Preheat oven to 375°F. Spray a 12-cup muffin tin with baking spray or grease with butter and flour.
In a medium bowl, sift together 2 cups flour, baking powder, salt, and 2 teaspoons cinnamon. Set aside.
In a small bowl, mix 2 teaspoons flour with ½ teaspoon cinnamon. Add diced apples and toss until lightly coated. Set aside.
In a large mixing bowl, beat room temperature butter and 1 cup sugar together for 3 minutes until light and fluffy.
Add eggs one at a time, mixing well after each addition. Stir in vanilla extract.
Add flour mixture in three parts, alternating with milk (flour, milk, flour, milk, flour). Mix just until combined.

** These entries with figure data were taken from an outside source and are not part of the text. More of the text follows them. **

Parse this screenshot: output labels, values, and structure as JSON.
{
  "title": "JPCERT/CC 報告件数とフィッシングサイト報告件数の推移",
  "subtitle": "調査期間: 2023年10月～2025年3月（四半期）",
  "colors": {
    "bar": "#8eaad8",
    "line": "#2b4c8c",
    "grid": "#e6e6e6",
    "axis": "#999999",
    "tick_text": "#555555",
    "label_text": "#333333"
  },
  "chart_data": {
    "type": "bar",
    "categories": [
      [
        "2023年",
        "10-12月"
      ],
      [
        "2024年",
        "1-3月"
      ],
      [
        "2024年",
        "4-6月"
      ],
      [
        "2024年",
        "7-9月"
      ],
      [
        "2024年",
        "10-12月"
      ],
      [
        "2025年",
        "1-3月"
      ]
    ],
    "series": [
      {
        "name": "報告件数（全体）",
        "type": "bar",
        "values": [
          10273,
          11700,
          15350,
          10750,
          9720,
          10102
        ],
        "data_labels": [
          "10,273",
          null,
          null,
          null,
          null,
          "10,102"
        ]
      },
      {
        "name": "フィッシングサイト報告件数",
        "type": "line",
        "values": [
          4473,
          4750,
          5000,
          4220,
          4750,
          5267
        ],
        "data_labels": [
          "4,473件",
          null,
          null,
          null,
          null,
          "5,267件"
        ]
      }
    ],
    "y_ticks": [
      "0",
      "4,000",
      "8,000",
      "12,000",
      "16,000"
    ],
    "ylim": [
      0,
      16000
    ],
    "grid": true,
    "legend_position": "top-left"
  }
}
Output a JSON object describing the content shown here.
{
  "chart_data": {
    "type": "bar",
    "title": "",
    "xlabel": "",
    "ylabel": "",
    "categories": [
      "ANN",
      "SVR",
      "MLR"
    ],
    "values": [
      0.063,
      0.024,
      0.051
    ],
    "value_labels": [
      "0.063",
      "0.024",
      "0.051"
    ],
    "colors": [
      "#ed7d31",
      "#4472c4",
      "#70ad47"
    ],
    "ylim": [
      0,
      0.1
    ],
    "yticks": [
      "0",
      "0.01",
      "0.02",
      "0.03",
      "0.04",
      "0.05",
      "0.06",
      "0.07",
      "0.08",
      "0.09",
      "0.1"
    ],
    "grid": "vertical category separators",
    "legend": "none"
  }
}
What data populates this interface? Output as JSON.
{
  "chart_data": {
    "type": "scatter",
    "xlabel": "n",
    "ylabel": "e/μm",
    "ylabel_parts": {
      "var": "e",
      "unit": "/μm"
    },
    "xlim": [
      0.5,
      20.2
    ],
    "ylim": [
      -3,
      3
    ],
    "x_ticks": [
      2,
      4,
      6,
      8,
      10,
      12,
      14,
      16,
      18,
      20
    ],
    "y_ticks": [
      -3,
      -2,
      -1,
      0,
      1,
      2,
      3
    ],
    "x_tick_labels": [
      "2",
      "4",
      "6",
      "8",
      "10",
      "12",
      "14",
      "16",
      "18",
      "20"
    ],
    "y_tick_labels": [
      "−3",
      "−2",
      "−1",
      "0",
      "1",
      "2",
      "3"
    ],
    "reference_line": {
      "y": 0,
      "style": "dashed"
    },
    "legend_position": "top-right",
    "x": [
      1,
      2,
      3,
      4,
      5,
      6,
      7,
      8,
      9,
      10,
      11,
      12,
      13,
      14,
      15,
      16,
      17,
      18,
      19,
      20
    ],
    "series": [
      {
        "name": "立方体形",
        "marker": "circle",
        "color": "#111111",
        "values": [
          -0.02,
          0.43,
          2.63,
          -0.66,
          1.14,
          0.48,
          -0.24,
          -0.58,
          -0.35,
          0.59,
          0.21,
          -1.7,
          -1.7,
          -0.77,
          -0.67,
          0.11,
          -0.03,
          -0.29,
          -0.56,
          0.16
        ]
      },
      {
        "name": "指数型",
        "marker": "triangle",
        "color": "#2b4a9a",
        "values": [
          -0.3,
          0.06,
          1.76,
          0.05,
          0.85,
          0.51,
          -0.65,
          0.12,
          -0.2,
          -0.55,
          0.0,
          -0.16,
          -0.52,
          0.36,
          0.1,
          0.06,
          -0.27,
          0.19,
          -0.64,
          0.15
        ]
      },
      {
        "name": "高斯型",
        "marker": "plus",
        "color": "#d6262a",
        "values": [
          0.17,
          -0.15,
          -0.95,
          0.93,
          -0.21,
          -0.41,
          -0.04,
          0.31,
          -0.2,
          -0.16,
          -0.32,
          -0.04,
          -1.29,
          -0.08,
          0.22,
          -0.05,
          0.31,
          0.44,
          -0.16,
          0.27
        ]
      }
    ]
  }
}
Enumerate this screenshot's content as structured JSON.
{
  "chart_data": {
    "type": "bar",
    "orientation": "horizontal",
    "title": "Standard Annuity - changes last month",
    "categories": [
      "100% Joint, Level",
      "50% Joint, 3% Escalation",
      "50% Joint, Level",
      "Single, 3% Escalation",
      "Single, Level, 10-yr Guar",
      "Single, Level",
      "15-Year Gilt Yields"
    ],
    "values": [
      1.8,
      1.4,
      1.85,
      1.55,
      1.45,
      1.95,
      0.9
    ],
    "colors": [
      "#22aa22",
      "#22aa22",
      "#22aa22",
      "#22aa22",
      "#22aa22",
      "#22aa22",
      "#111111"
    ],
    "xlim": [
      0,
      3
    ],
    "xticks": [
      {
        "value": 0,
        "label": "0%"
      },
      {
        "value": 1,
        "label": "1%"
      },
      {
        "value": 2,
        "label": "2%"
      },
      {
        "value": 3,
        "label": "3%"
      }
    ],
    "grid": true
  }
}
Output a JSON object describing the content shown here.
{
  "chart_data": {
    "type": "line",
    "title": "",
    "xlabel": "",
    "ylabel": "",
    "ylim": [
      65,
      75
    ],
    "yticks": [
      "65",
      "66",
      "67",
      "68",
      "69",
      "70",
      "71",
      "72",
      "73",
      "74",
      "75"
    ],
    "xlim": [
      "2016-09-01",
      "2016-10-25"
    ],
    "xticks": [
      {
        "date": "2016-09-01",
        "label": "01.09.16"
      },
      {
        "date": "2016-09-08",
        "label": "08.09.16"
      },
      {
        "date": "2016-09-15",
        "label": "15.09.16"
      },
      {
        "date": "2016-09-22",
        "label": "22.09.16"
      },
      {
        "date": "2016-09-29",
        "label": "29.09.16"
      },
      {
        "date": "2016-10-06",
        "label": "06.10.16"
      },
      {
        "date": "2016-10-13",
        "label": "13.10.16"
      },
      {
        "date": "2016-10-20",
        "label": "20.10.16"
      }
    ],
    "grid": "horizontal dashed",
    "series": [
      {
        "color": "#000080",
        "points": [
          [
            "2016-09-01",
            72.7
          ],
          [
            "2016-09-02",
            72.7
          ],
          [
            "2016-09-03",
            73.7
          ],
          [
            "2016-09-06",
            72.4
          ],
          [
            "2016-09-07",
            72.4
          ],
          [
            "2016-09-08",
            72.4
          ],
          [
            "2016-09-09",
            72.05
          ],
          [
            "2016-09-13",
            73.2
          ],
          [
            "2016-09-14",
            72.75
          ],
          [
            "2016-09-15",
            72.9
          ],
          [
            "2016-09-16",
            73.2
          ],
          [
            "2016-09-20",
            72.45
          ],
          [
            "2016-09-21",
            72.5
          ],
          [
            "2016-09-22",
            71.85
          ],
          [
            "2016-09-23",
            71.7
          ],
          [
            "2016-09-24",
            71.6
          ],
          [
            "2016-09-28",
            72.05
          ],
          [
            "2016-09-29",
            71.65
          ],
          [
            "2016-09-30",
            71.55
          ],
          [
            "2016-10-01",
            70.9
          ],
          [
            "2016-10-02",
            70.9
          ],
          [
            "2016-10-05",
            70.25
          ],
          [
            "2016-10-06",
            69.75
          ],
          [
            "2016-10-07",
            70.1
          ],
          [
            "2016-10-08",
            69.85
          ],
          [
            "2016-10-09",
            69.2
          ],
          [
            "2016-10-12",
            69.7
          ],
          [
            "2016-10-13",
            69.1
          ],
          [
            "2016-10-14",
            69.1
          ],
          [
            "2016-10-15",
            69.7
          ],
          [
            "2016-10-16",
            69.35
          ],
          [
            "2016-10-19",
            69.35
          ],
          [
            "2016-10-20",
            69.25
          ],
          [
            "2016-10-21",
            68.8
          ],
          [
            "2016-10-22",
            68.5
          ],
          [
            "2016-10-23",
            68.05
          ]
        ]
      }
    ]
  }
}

Don't overmix - small lumps are fine.
Gently fold in the cinnamon-coated apple pieces using a spatula with large sweeping motions from bottom to top.
Scoop batter into prepared muffin cups, filling each about two-thirds to three-quarters full.
Bake for 30 minutes, or until a toothpick inserted in the center comes out clean or with just a few moist crumbs.
While muffins bake, melt ½ cup butter for topping and let cool slightly. Mix ¼ cup sugar and ¼ cup cinnamon in a shallow bowl.
Remove muffins from oven and let rest for 5 minutes. Remove each muffin, brush the top with melted butter, and roll in cinnamon sugar mixture.